Bariatric weight-loss surgery may free diabetics from the need for daily insulin injections and medications a few years after undergoing the procedure, according to a new study conducted by the Cleveland Clinic.
The STAMPEDE (Surgical Therapy And Medications Potentially Eradicate Diabetes Efficiently) study, published in the New England Journal of Medicine, enrolled 150 patients, and is the largest randomized trial published that examines the efficacy of various interventions available for obese and diabetic patients. Overall, more than 90 percent of patients who received bariatric surgery were able to lose 25 percent of their body weight.
"Initially we thought diabetes was a disease you could not reverse or end. We do realize now that there may be a treatment that could end diabetes for some people and that's exciting," Dr. Sangeeta Kashyap, one of the study's lead investigators, told Reuters.
For the study, which was also presented at the Annual Scientific Session of the American College of Cardiology in Washington, D.C., a third of patients underwent gastric bypass surgery with medications. Gastric bypass is a surgical procedure that shrinks the size of the stomach into a small pouch by stapling a section of the stomach. Another third of patients in the study had a sleeve gastrectomy, a partial removal of the stomach, and then took medications. The remaining third received only medications and psychological counseling.
The researchers found after three years, 37.5 percent of patients who had gastric bypass surgery were able to stabilize their blood sugar to healthy levels without medication.
By contrast, 24.5 percent of patients who underwent the sleeve gastectomy were able to control their blood sugar without medications, while just five percent of patients who received only medication and counseling were able to successfully control their diabetes.

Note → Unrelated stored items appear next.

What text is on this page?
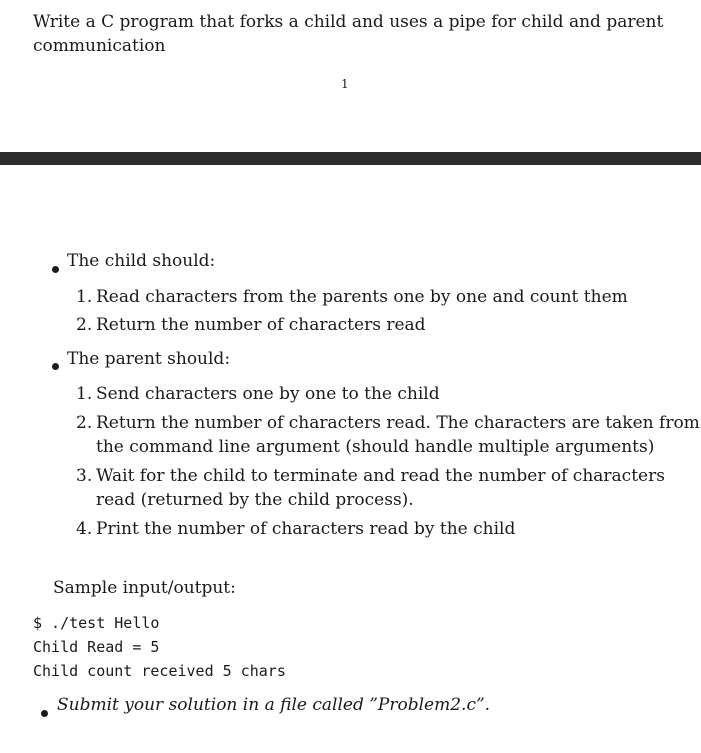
Write a C program that forks a child and uses a pipe for child and parent communication
1
The child should:
1. Read characters from the parents one by one and count them
2. Return the number of characters read
The parent should:
1. Send characters one by one to the child
2. Return the number of characters read. The characters are taken from
the command line argument (should handle multiple arguments)
3. Wait for the child to terminate and read the number of characters
read (returned by the child process).
4. Print the number of characters read by the child
Sample input/output:
$ ./test Hello
Child Read = 5
Child count received 5 chars
Submit your solution in a file called ”Problem2.c”.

Study participants who underwent bariatric surgery were also able to reduce their doses of blood pressure and cholesterol medications. Overall, the bariatric patients needed less medication for chronic health conditions associated with obesity. Only five to 10 percent of bariatric patients needed cardiovascular and glucose lowering medication, compared with 55 percent who only received medication and counseling.
Additionally, bariatric surgery patients also showed improved kidney function. The researchers measured albumin levels in urine, a protein byproduct that often is elevated in people with type 2 diabetes and indicates kidney damage. They found patients who underwent surgery three years prior had lower albumin levels compared with patients who were only on medication.
This study is not the first to find bariatric surgery may help reverse diabetes in obese patients. Another Cleveland Clinic study, published in September, found 80 percent of patients who had the surgeries met target blood sugar levels of 7 percent HbA1c, a level recommended by the American Diabetes Association. And a study published in the Journal of the American Medical Association found gastric bypass surgery was more effective for managing mild to moderate diabetes and obesity than medication alone.